“Natural Selections” by Kristina Estell, in College of Visual Arts’ storefront gallery space
Despite the surprising news in mid-January that College of Visual Arts would need to close for good in June 2013, the verdict on that is still out, as it turns out, thanks to ongoing efforts by faculty and alumni to raise funds and community support to continue the institution. Given CVA’s persistent and steep budget shortfalls and relatively lean endowment, advocates for CVA’s future have a tough row to hoe, but there’s no shortage of resourcefulness and determination behind the endeavor to save the school.
Detail from the fish and fowl scene, installation view. Photo by Susannah Schouweiler
Regardless, the semester’s not done yet — classes are ongoing, and the CVA gallery’s still showing work. Indeed, the school’s current Portals on Western exhibition, “Natural Selections” by Duluth-based artist Kristina Estell, makes very clever use of the CVA gallery’s quirky, storefront window display space; it’s a small show, but well worth a visit. “Natural Selections” is a collage installation: a series of tableaux made from representations of various nature-scapes that appear in commercially printed fabrics. The scenes are a motley pastiche of idealized, almost-but-not-quite-natural flora and fauna, representative of a variety of climes and terrains (real and imagined) — all put together, cheek by jowl in a layered hodgepodge of cut-out fabric elements. If you’ve ever flipped through a Cabela’s catalog, you’ve seen just the sort of textiles she makes use of here; and such wildlife prints are ubiquitous in the décor and furnishings of cabins “Up North.”
Bald eagle detail, from the fish and fowl scene. Photo by Susannah Schouweiler
In a forested scene, Estell’s neatly excised lions are pinned alongside cut-out porcupines and elephants, zebras, wolves, rhinos, chipmunks, brown bears and snow white horses. The background terrain is as much a jumble as the wildlife: hardy, North country evergreen trees are situated next to their more temperate deciduous brethren, which themselves share space here and there with the sort of leggy, wide canopied trees that dot the arid stretches of an African savanna. An arrangement of giraffes and pink pigs peek out from a small stand of birch, near a small herd of picture-perfect deer taking refuge under the umbrella of a nearby acacia tree. A moose wanders through the frame.
The juxtapositions are intentionally bizarre, but the arrangement is even more surprising for its visual harmonies and simpatico textures and colors.

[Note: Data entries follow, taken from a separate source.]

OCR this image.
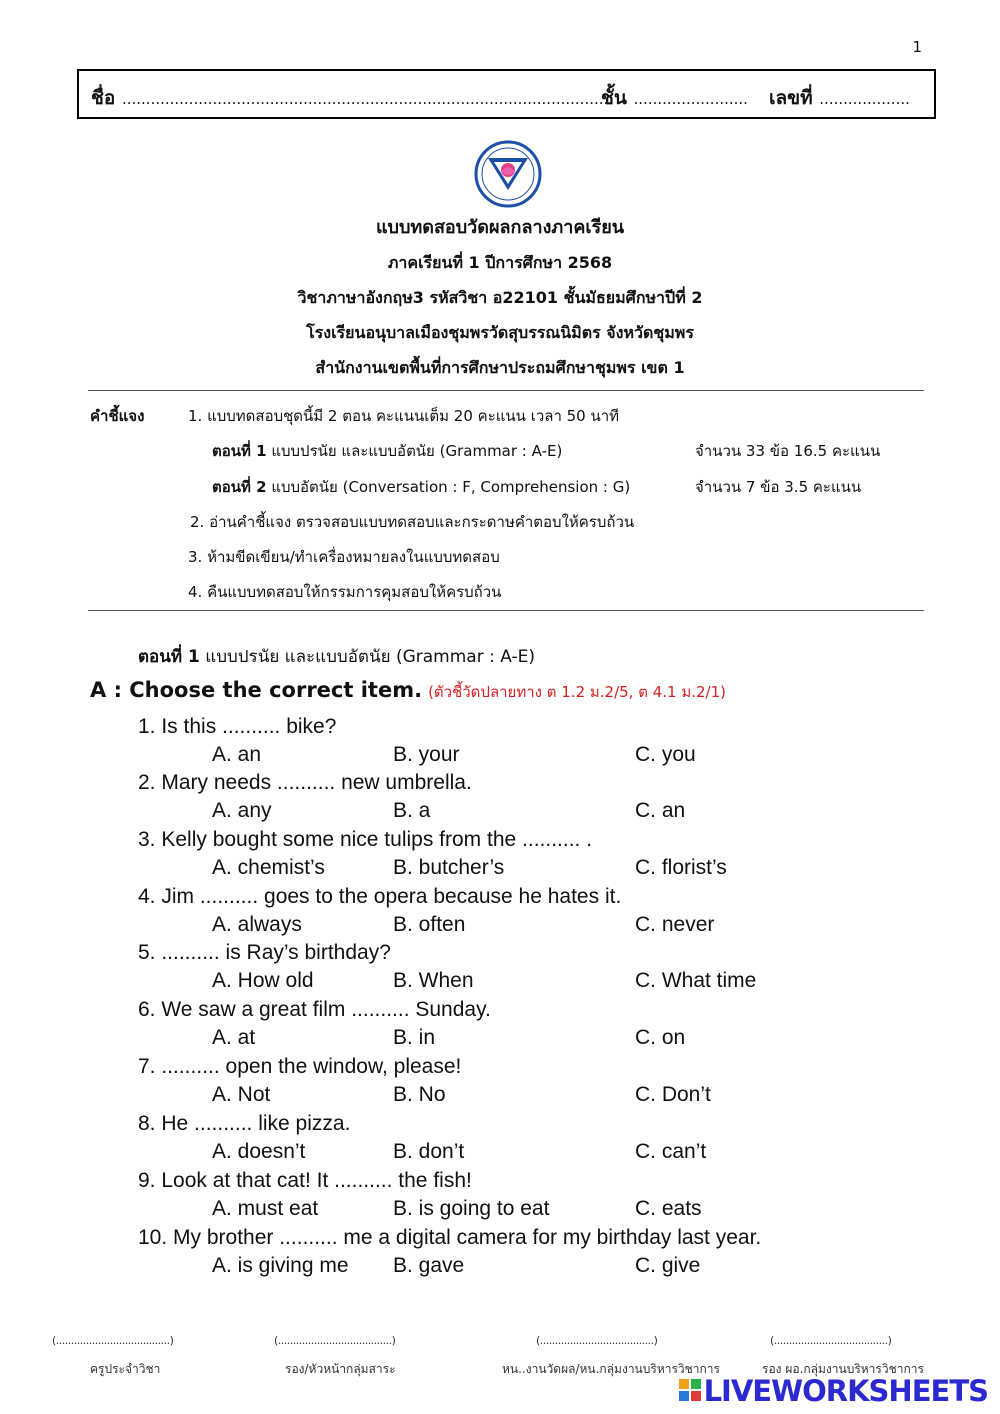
1
ชื่อ ......................................................................................................
ชั้น ........................ เลขที่ ...................
แบบทดสอบวัดผลกลางภาคเรียน
ภาคเรียนที่ 1 ปีการศึกษา 2568
วิชาภาษาอังกฤษ3 รหัสวิชา อ22101 ชั้นมัธยมศึกษาปีที่ 2
โรงเรียนอนุบาลเมืองชุมพรวัดสุบรรณนิมิตร จังหวัดชุมพร
สำนักงานเขตพื้นที่การศึกษาประถมศึกษาชุมพร เขต 1
คำชี้แจง	1. แบบทดสอบชุดนี้มี 2 ตอน คะแนนเต็ม 20 คะแนน เวลา 50 นาที
ตอนที่ 1 แบบปรนัย และแบบอัตนัย (Grammar : A-E)	จำนวน 33 ข้อ 16.5 คะแนน
ตอนที่ 2 แบบอัตนัย (Conversation : F, Comprehension : G)	จำนวน 7 ข้อ 3.5 คะแนน
2. อ่านคำชี้แจง ตรวจสอบแบบทดสอบและกระดาษคำตอบให้ครบถ้วน
3. ห้ามขีดเขียน/ทำเครื่องหมายลงในแบบทดสอบ
4. คืนแบบทดสอบให้กรรมการคุมสอบให้ครบถ้วน
ตอนที่ 1 แบบปรนัย และแบบอัตนัย (Grammar : A-E)
A : Choose the correct item. (ตัวชี้วัดปลายทาง ต 1.2 ม.2/5, ต 4.1 ม.2/1)
1. Is this .......... bike?
A. an	B. your	C. you
2. Mary needs .......... new umbrella.
A. any	B. a	C. an
3. Kelly bought some nice tulips from the .......... .
A. chemist’s	B. butcher’s	C. florist’s
4. Jim .......... goes to the opera because he hates it.
A. always	B. often	C. never
5. .......... is Ray’s birthday?
A. How old	B. When	C. What time
6. We saw a great film .......... Sunday.
A. at	B. in	C. on
7. .......... open the window, please!
A. Not	B. No	C. Don’t
8. He .......... like pizza.
A. doesn’t	B. don’t	C. can’t
9. Look at that cat! It .......... the fish!
A. must eat	B. is going to eat	C. eats
10. My brother .......... me a digital camera for my birthday last year.
A. is giving me B. gave	C. give
(......................................)	(......................................)	(......................................)	(......................................)
ครูประจำวิชา	รอง/หัวหน้ากลุ่มสาระ	หน..งานวัดผล/หน.กลุ่มงานบริหารวิชาการ	รอง ผอ.กลุ่มงานบริหารวิชาการ
LIVEWORKSHEETS
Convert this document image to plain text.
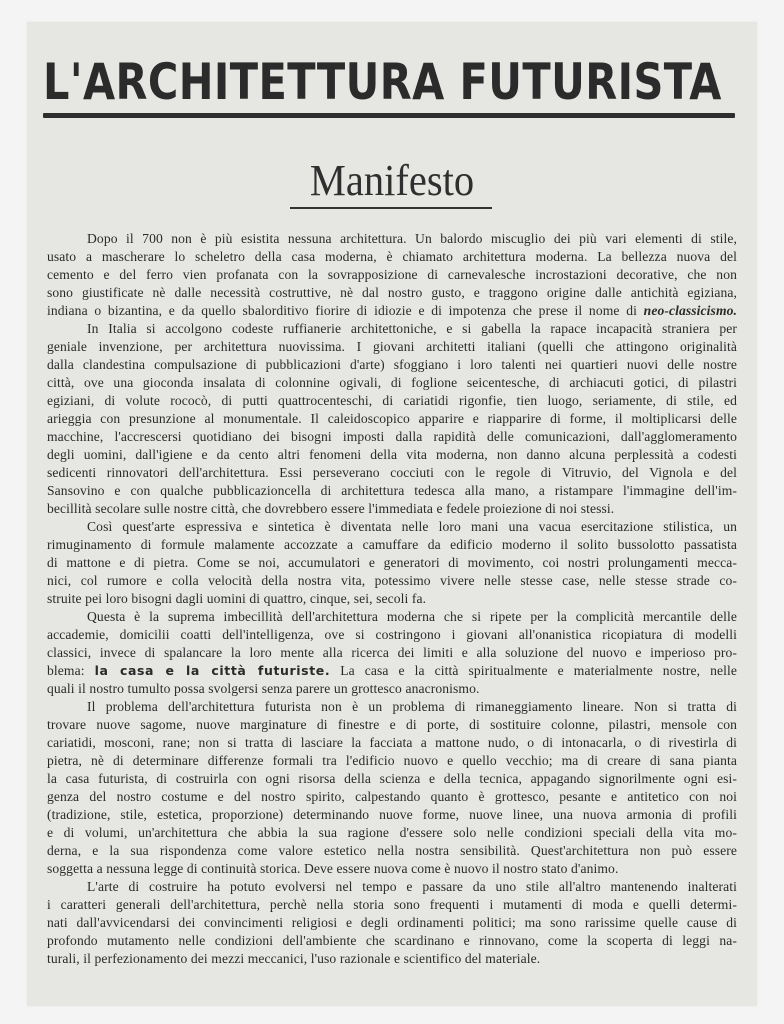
L'ARCHITETTURA FUTURISTA
Manifesto

Dopo il 700 non è più esistita nessuna architettura. Un balordo miscuglio dei più vari elementi di stile,
usato a mascherare lo scheletro della casa moderna, è chiamato architettura moderna. La bellezza nuova del
cemento e del ferro vien profanata con la sovrapposizione di carnevalesche incrostazioni decorative, che non
sono giustificate nè dalle necessità costruttive, nè dal nostro gusto, e traggono origine dalle antichità egiziana,
indiana o bizantina, e da quello sbalorditivo fiorire di idiozie e di impotenza che prese il nome di neo-classicismo.

In Italia si accolgono codeste ruffianerie architettoniche, e si gabella la rapace incapacità straniera per
geniale invenzione, per architettura nuovissima. I giovani architetti italiani (quelli che attingono originalità
dalla clandestina compulsazione di pubblicazioni d'arte) sfoggiano i loro talenti nei quartieri nuovi delle nostre
città, ove una gioconda insalata di colonnine ogivali, di foglione seicentesche, di archiacuti gotici, di pilastri
egiziani, di volute rococò, di putti quattrocenteschi, di cariatidi rigonfie, tien luogo, seriamente, di stile, ed
arieggia con presunzione al monumentale. Il caleidoscopico apparire e riapparire di forme, il moltiplicarsi delle
macchine, l'accrescersi quotidiano dei bisogni imposti dalla rapidità delle comunicazioni, dall'agglomeramento
degli uomini, dall'igiene e da cento altri fenomeni della vita moderna, non danno alcuna perplessità a codesti
sedicenti rinnovatori dell'architettura. Essi perseverano cocciuti con le regole di Vitruvio, del Vignola e del
Sansovino e con qualche pubblicazioncella di architettura tedesca alla mano, a ristampare l'immagine dell'im-
becillità secolare sulle nostre città, che dovrebbero essere l'immediata e fedele proiezione di noi stessi.

Così quest'arte espressiva e sintetica è diventata nelle loro mani una vacua esercitazione stilistica, un
rimuginamento di formule malamente accozzate a camuffare da edificio moderno il solito bussolotto passatista
di mattone e di pietra. Come se noi, accumulatori e generatori di movimento, coi nostri prolungamenti mecca-
nici, col rumore e colla velocità della nostra vita, potessimo vivere nelle stesse case, nelle stesse strade co-
struite pei loro bisogni dagli uomini di quattro, cinque, sei, secoli fa.

Questa è la suprema imbecillità dell'architettura moderna che si ripete per la complicità mercantile delle
accademie, domicilii coatti dell'intelligenza, ove si costringono i giovani all'onanistica ricopiatura di modelli
classici, invece di spalancare la loro mente alla ricerca dei limiti e alla soluzione del nuovo e imperioso pro-
blema: la casa e la città futuriste. La casa e la città spiritualmente e materialmente nostre, nelle
quali il nostro tumulto possa svolgersi senza parere un grottesco anacronismo.

Il problema dell'architettura futurista non è un problema di rimaneggiamento lineare. Non si tratta di
trovare nuove sagome, nuove marginature di finestre e di porte, di sostituire colonne, pilastri, mensole con
cariatidi, mosconi, rane; non si tratta di lasciare la facciata a mattone nudo, o di intonacarla, o di rivestirla di
pietra, nè di determinare differenze formali tra l'edificio nuovo e quello vecchio; ma di creare di sana pianta
la casa futurista, di costruirla con ogni risorsa della scienza e della tecnica, appagando signorilmente ogni esi-
genza del nostro costume e del nostro spirito, calpestando quanto è grottesco, pesante e antitetico con noi
(tradizione, stile, estetica, proporzione) determinando nuove forme, nuove linee, una nuova armonia di profili
e di volumi, un'architettura che abbia la sua ragione d'essere solo nelle condizioni speciali della vita mo-
derna, e la sua rispondenza come valore estetico nella nostra sensibilità. Quest'architettura non può essere
soggetta a nessuna legge di continuità storica. Deve essere nuova come è nuovo il nostro stato d'animo.

L'arte di costruire ha potuto evolversi nel tempo e passare da uno stile all'altro mantenendo inalterati
i caratteri generali dell'architettura, perchè nella storia sono frequenti i mutamenti di moda e quelli determi-
nati dall'avvicendarsi dei convincimenti religiosi e degli ordinamenti politici; ma sono rarissime quelle cause di
profondo mutamento nelle condizioni dell'ambiente che scardinano e rinnovano, come la scoperta di leggi na-
turali, il perfezionamento dei mezzi meccanici, l'uso razionale e scientifico del materiale.
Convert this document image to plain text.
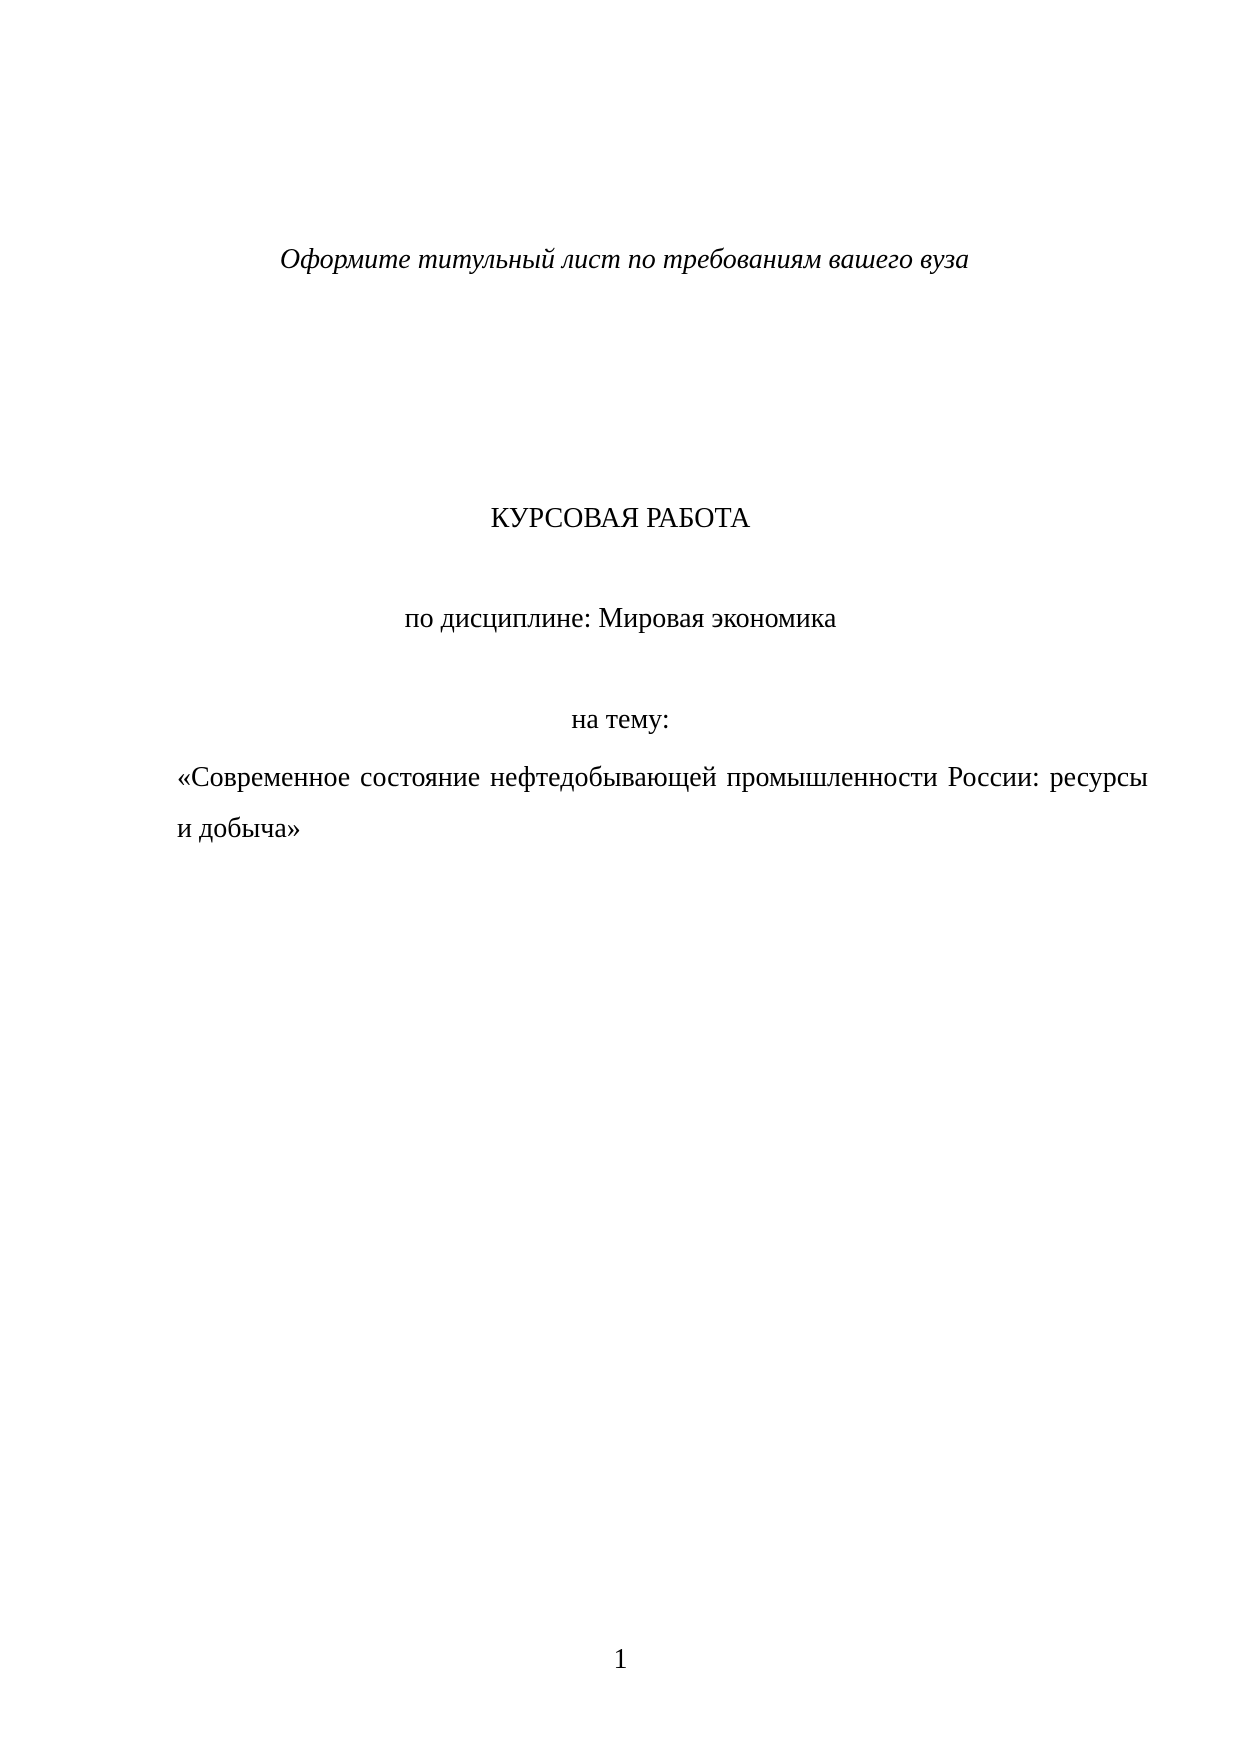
Оформите титульный лист по требованиям вашего вуза
КУРСОВАЯ РАБОТА
по дисциплине: Мировая экономика
на тему:
«Современное состояние нефтедобывающей промышленности России: ресурсы и добыча»
1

Detail, fish and fowl scene, installation view. Photo by Susannah Schouweiler
This is nowhere more true than in her scene of fish and fowl: large whales align in a neatly scalloped line in the bottom quadrant of the scene; the whale’s repeated, stylized forms in vivid blue beautifully set off the teeming schools of lake trout, stingrays and orcas, and brightly colored yellow and red ocean fish. Great white sharks grin out toothily from the jumble, and a bed of mixed mollusks and shellfish fill out base of the grouping like pebbles. Mallard ducks jostle the fish for a spot near the crowded mid-line of the frame. The topmost section of the scene is bookended by clusters of birds: owls and finches, cardinals and robins — avian predators and prey, nocturnal and diurnal alike, pinned in place together like best mates. And toward the center, given prominent placement, a disproportionate number of bald eagles, captured mid-flight, steal the show with patriotic flourish.
Vegetation detail, installation view. Photo by Susannah Schouweiler
The artist has created a portal with an artful melange of insects and snakes, and another featuring a higgledy-piggledy garden mix of cultivated plants – fruits, vegetables, flowers – weeds and wild-growing vegetation. In a side-by-side pair of window displays, she’s hung curtains: picturing partly cloudy bluer-than-blue skies and endlessly repeating rocks, respectively.
Detail, from fish and fowl scene. Photo by Susannah Schouweiler
Taken together, Estell’s tableaux offer a wry perspective on the peculiar ways we envision to domesticate, recast and utterly appropriate our wild environs. But instead of gimmickry or blanket criticism for our modern, consumer-minded sensibilities, the artist’s scenes are notable for their nuance, their complex textures and aesthetic appeal. She certainly makes clear the absurdities behind our grand romances with a made-up “natural” world. But in the look of her pieces, she also admits something of what draws us to such conceits – that endearing wonder behind our vain, childish efforts to tame what’s truly wild and always just out of reach.
Detail from the forest scene, installation view. Photo by Susannah Schouweiler
Detail, insects and snakes scene, installation view. Photo by Susannah Schouweiler
“Natural Selections” by Kristina Estell is on view 24 hours a day, seven days a week through June 28 as part of the College of Visual Arts Portals on Western exhibition program. The CVA gallery is located at 173 Western Avenue North in St. Paul, on the corner of Western and Selby avenues.